Island School students learn conflict resolution in peer mediation skills program

November 3, 2017
By Marcy Shortuse

■ BY SUE ERWIN
Seven students at The Island School were selected at the beginning of the school year to be part of a program called “Peer Mediation.”
The student trainees have been practicing conflict resolution and peer mediation skills for eight weeks during what usually is their recess and lunch time. Facilitators of the training are Chris Thompson and Nicole Tillotson.
School counselor Chris Thompson and other staff members selected fourth and fifth grade students based on their personal skills, abilities and commitment.
Thompson came up with the idea to teach students to problem solve on their own with assistance from their peers.
“It helps them understand that conflict is always going to occur at every stage of their lives and learning to problem solve is a very important skill to have for success in anything,” Thompson said.
The mediation occurs when two or three students experience a conflict. The leaders are taught listening skills, and how to guide peers to come up with their own solutions.
Although the training utilizes role-playing, it represents real life situations that occur throughout the student’s day.
“They listen to both sides of the problem, determine what the issue is and then paraphase their understanding of how the students dealing with the conflict are feeling,” Thompson said.
“In today’s society, I really think our kids need to communicate more. Peer mediation motivates and teaches students to talk things out rather than fight things out. Students learn to resolve their conflicts collaboratively.”
The mediators must promise to stay neutral and provide leading questions to help come up with possible solutions.

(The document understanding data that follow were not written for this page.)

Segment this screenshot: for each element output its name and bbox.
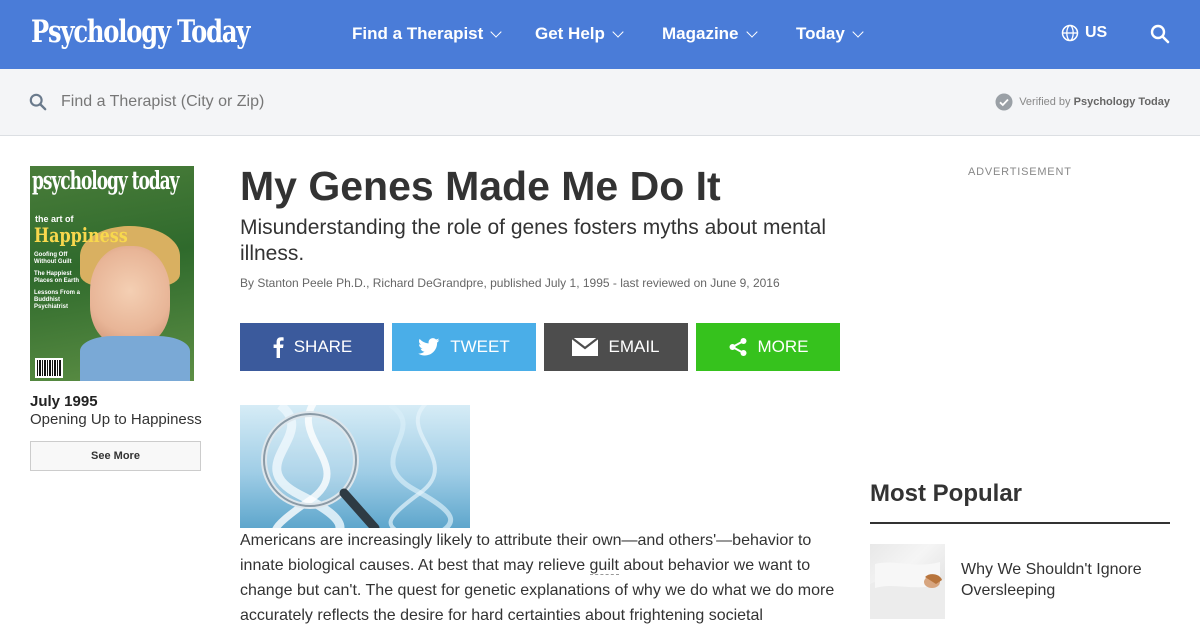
cover-photo-shirt	[80, 336, 190, 381]
advertisement-label: ADVERTISEMENT	[968, 166, 1072, 178]
therapist-search-input[interactable]	[52, 87, 552, 117]
magazine-cover[interactable]: psychology today the art of Happiness Go…	[30, 166, 194, 381]
chevron-down-icon	[612, 25, 624, 38]
nav-magazine[interactable]: Magazine	[662, 24, 758, 44]
checkmark-icon	[995, 93, 1013, 111]
nav-label: Magazine	[662, 24, 739, 43]
article-title: My Genes Made Me Do It	[240, 163, 721, 209]
cover-blurb: Lessons From a Buddhist Psychiatrist	[34, 290, 81, 310]
share-label: EMAIL	[608, 337, 660, 356]
verified-text: Verified by Psychology Today	[1019, 96, 1170, 108]
article-body: Americans are increasingly likely to att…	[240, 528, 845, 628]
globe-icon	[1061, 24, 1079, 42]
twitter-icon	[418, 338, 440, 356]
share-label: TWEET	[450, 337, 510, 356]
region-selector[interactable]: US	[1061, 24, 1107, 42]
verified-brand: Psychology Today	[1073, 96, 1170, 108]
most-popular-heading: Most Popular	[870, 480, 1023, 507]
verified-badge: Verified by Psychology Today	[995, 93, 1170, 111]
share-more-button[interactable]: MORE	[696, 323, 840, 371]
issue-title[interactable]: Opening Up to Happiness	[30, 411, 202, 428]
guilt-link[interactable]: guilt	[589, 557, 619, 575]
cover-blurb: Goofing Off Without Guilt	[34, 252, 72, 265]
issue-date: July 1995	[30, 393, 98, 410]
see-more-button[interactable]: See More	[30, 441, 201, 471]
chevron-down-icon	[852, 25, 864, 38]
cover-masthead: psychology today	[32, 166, 180, 195]
search-icon	[29, 93, 47, 111]
share-twitter-button[interactable]: TWEET	[392, 323, 536, 371]
share-icon	[729, 338, 746, 356]
verified-prefix: Verified by	[1019, 96, 1071, 108]
article-byline: By Stanton Peele Ph.D., Richard DeGrandp…	[240, 276, 780, 290]
top-navigation: Psychology Today Find a Therapist Get He…	[0, 0, 1200, 69]
share-email-button[interactable]: EMAIL	[544, 323, 688, 371]
share-label: MORE	[757, 337, 809, 356]
cover-blurb: The Happiest Places on Earth	[34, 271, 80, 284]
envelope-icon	[572, 338, 599, 356]
chevron-down-icon	[745, 25, 758, 38]
search-button[interactable]	[1150, 24, 1170, 49]
chevron-down-icon	[490, 25, 502, 38]
cover-photo-face	[90, 246, 170, 346]
cover-headline: Happiness	[34, 223, 128, 247]
cover-barcode	[35, 358, 63, 378]
nav-get-help[interactable]: Get Help	[535, 24, 624, 44]
sleeping-person-illustration	[870, 562, 945, 619]
nav-find-therapist[interactable]: Find a Therapist	[352, 24, 502, 44]
nav-label: Get Help	[535, 24, 605, 43]
therapist-search-bar: Verified by Psychology Today	[0, 69, 1200, 136]
article-image-dna	[240, 405, 470, 528]
region-label: US	[1085, 24, 1108, 41]
nav-label: Find a Therapist	[352, 24, 484, 43]
share-facebook-button[interactable]: SHARE	[240, 323, 384, 371]
site-logo[interactable]: Psychology Today	[31, 14, 250, 50]
nav-today[interactable]: Today	[796, 24, 864, 44]
search-icon	[1150, 24, 1170, 44]
divider	[870, 522, 1170, 524]
facebook-icon	[273, 337, 284, 358]
article-subtitle: Misunderstanding the role of genes foste…	[240, 216, 826, 265]
nav-label: Today	[796, 24, 845, 43]
dna-helix-illustration	[261, 405, 454, 528]
popular-article-link[interactable]: Why We Shouldn't Ignore Oversleeping	[961, 559, 1171, 601]
popular-thumbnail[interactable]	[870, 544, 945, 619]
share-label: SHARE	[293, 337, 353, 356]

They must also pledge to keep all the information they hear confidential.
“We want them to learn about boundaries and understand what is said in that room remains in that room,” Thompson said.
The kids will be mediating students of all grade levels.
Thompson and Tillotson will pair the mediators with students, and guide them if they need advice on how to deal with a matter.
The leaders will begin to mediate conflicts between students during the next several weeks.
Student mediators participating in the program are: Edwin Garcia, Angelina Doherty, Willow Shantar, Ava Teaney, Morgan Holmes, Rory Shortuse and Eirinn Shortuse.
When the students were asked about the leadership experience, Willow said she wanted to do it to stop disputes before they turn overly dramatic at school.
“I realize there are 60 kids at this school, and we all can argue like brothers and sisters and I want to stop the drama,” Willow said.
Ava said she likes peer mediation because it helps kids communicate better and it also helps make the school a better place.
“I want to stop name calling and bullying before it gets bad,” Ava said.
Edwin said the difficult part about being a mediator will be trying to suggest behaviors instead of telling the students how to act.
Morgan said the hardest part was memorizing what questions to ask the students.
“Sometimes it’s just hard to know what to say when people argue.”